Before wasting any more of your time - or ours - on it, it would be
'prudent' to go off and get more information for yourself.

A great deal more.

Aside from ascertaining if the 'wisher' can even afford the initial cost
to *start* implementing their plan, and over what period of time it is
expected to ramp to that magical 50,000 per-second level, defining
appropriate technology dictates that you need to know what size of
messages, where from, where to, and whether every message is unique, or
if there are many copies of the same content in each of many 'bursts'.

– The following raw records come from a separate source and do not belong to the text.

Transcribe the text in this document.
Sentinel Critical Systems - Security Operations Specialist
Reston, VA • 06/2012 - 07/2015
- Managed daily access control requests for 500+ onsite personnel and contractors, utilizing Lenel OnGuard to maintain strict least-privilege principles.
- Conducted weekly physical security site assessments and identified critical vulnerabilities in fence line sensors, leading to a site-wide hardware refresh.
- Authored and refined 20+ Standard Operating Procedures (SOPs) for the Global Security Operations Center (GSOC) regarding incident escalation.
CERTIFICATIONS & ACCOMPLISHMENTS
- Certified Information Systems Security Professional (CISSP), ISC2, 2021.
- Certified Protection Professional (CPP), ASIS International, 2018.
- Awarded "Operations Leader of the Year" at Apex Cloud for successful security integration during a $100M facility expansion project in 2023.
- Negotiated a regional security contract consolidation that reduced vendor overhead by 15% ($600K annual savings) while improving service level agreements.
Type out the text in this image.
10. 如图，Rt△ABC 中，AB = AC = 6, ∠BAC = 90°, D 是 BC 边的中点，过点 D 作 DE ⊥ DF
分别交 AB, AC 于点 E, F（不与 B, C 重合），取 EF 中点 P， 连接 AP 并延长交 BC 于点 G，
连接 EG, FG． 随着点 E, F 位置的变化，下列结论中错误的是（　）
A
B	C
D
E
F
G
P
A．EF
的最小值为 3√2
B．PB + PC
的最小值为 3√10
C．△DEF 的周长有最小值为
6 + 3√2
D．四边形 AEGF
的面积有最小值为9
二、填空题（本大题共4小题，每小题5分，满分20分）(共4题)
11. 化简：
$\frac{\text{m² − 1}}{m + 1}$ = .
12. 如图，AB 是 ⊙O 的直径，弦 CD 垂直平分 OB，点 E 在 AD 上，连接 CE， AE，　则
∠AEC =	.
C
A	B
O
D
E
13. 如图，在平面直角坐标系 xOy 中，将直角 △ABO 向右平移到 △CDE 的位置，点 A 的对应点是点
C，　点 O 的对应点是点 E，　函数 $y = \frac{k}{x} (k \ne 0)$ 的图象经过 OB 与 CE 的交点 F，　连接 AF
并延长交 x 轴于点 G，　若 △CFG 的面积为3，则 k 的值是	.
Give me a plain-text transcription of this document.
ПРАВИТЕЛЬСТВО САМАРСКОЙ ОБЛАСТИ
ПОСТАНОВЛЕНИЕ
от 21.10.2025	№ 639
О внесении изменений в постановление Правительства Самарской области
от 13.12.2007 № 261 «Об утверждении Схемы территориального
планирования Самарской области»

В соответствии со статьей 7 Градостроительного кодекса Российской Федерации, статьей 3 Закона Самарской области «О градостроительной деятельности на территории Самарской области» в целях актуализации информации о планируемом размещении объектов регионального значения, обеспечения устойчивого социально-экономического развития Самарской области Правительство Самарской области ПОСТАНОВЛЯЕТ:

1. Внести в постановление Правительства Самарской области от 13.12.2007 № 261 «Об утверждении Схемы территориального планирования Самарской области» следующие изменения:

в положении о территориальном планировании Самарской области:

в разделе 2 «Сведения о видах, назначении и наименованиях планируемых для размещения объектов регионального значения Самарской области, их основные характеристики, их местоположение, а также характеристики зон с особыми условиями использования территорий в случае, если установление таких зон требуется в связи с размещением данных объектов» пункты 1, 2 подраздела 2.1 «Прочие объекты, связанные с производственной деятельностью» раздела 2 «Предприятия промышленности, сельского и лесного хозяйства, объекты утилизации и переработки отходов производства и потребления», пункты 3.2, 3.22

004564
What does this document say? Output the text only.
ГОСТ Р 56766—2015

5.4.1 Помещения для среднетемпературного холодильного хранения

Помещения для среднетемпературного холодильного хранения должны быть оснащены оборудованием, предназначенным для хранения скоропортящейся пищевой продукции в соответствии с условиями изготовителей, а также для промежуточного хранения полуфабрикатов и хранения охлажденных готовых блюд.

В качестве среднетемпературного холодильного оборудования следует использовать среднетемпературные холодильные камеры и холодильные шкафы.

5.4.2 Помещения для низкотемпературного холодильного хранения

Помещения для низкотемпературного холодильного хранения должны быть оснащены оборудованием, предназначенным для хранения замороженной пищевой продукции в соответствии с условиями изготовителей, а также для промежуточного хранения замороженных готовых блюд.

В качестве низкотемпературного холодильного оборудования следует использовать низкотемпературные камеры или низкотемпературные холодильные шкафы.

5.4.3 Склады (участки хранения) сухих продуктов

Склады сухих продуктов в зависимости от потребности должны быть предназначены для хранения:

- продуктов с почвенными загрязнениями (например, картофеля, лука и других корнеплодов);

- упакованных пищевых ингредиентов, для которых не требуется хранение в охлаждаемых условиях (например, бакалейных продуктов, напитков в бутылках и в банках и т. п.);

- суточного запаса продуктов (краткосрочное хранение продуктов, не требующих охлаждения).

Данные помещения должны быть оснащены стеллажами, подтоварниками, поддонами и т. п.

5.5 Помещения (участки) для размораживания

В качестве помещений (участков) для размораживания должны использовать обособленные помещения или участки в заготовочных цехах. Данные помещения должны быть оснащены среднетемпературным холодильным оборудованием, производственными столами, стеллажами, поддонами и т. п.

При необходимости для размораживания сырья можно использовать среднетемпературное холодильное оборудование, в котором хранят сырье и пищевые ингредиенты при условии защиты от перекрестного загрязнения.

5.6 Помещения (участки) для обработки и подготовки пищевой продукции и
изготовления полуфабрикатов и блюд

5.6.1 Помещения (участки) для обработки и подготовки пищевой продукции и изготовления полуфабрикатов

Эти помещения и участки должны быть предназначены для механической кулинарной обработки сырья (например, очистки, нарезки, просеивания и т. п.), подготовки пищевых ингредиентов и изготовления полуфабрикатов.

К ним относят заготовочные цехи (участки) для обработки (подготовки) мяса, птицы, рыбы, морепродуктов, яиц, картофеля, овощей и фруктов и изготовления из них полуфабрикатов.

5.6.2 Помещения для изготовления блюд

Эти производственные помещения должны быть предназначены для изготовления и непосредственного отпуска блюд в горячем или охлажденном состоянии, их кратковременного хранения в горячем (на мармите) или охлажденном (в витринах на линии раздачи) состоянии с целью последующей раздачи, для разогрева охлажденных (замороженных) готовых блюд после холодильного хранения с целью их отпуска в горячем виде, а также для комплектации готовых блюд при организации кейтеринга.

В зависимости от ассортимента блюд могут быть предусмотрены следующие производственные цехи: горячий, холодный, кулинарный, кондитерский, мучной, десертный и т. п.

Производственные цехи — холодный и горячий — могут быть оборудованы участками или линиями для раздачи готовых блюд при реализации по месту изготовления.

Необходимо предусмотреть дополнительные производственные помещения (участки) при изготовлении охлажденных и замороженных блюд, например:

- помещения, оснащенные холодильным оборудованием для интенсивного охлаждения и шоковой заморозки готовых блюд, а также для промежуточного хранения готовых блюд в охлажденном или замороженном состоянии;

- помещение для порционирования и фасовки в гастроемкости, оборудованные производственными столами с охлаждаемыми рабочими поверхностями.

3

My gut feeling, from your OP that this may be a 'games' app, indicates
that http(s) technology might be a better fit - i.e. a portion of each
player's screen where <whatever> was projected to arrive by smtp is
displayed and updated instead of going through all the smtp handshakes
and intervening differences in what various MTA, ISP's, and backbone
carriers allow/disallow/throttle.

That, for starters, at least limits the load to the 'active' player
community, and further distributes at least a portion of the resource
usage to each player's machine.

*Neither* approach may be appropriate - too little known about the
actual plan.

>
> Start with a computer with as much ram as possible.


~ 2 TB / rack (big-iron)

;-)

Or were you thinking of an AMD MB?

Tyan quad-socket with riser for another four sockets - max 128 GB, 64
GB/board.

And you can start off with one Quad-core Barcelona and its 16GB (or
less), add CPU, RAM, and riser MB as needed.

> Create a ram dis for
> the queues and no log files so there is virtually no disk access.


Dumb move, and not needed. The disk I/O isn't the critical path.

The gadzillion smtp handshakes with timing determined by network and
far-end servers is the greater challenge.

> Also
> have a second server for caching DNS and as a backup server in case
> email is delayed. The idea is to use the second server as a fallback
> server. The first main server tries to deliver the message only once. If
> it fails on the first try it hands it off to the second server and that
> clears it out of the queue.
>


What about the request for a pony?

> Yes I know that if the first server loses power that you would lose
> everything in the queue but I think it's acceptable.


Not acceptable at all if this is a 'revenue' based model to the client.

> Then the Exim
> config would be as simple as possible and have it tuned for speed.
>


Exim 'simple as possible..' and '..tuned for speed' is some other MTA.

Exim is an experienced French Chef who cooks whatever is asked for.
You give such folks time to do the job right.

The 'fast' MTA flings biscuits from a manure-spreader.
You pray it was biscuits they loaded up with.

All else sits between those extremes.

> Would you all say that would be the way to make Exim as fast as it could
> possibly go?
>
>


I think most of us would say 'why bother'.

IF/AS/WHEN Exim is not fast enough, (bloody seldom, if scanners are left
out of the equation) we are more likely to parallel rather ordinary servers.

That because - 'speed' quite aside - we dare not put so many eggs in one
basket that failure means you have to leave the country to stay alive.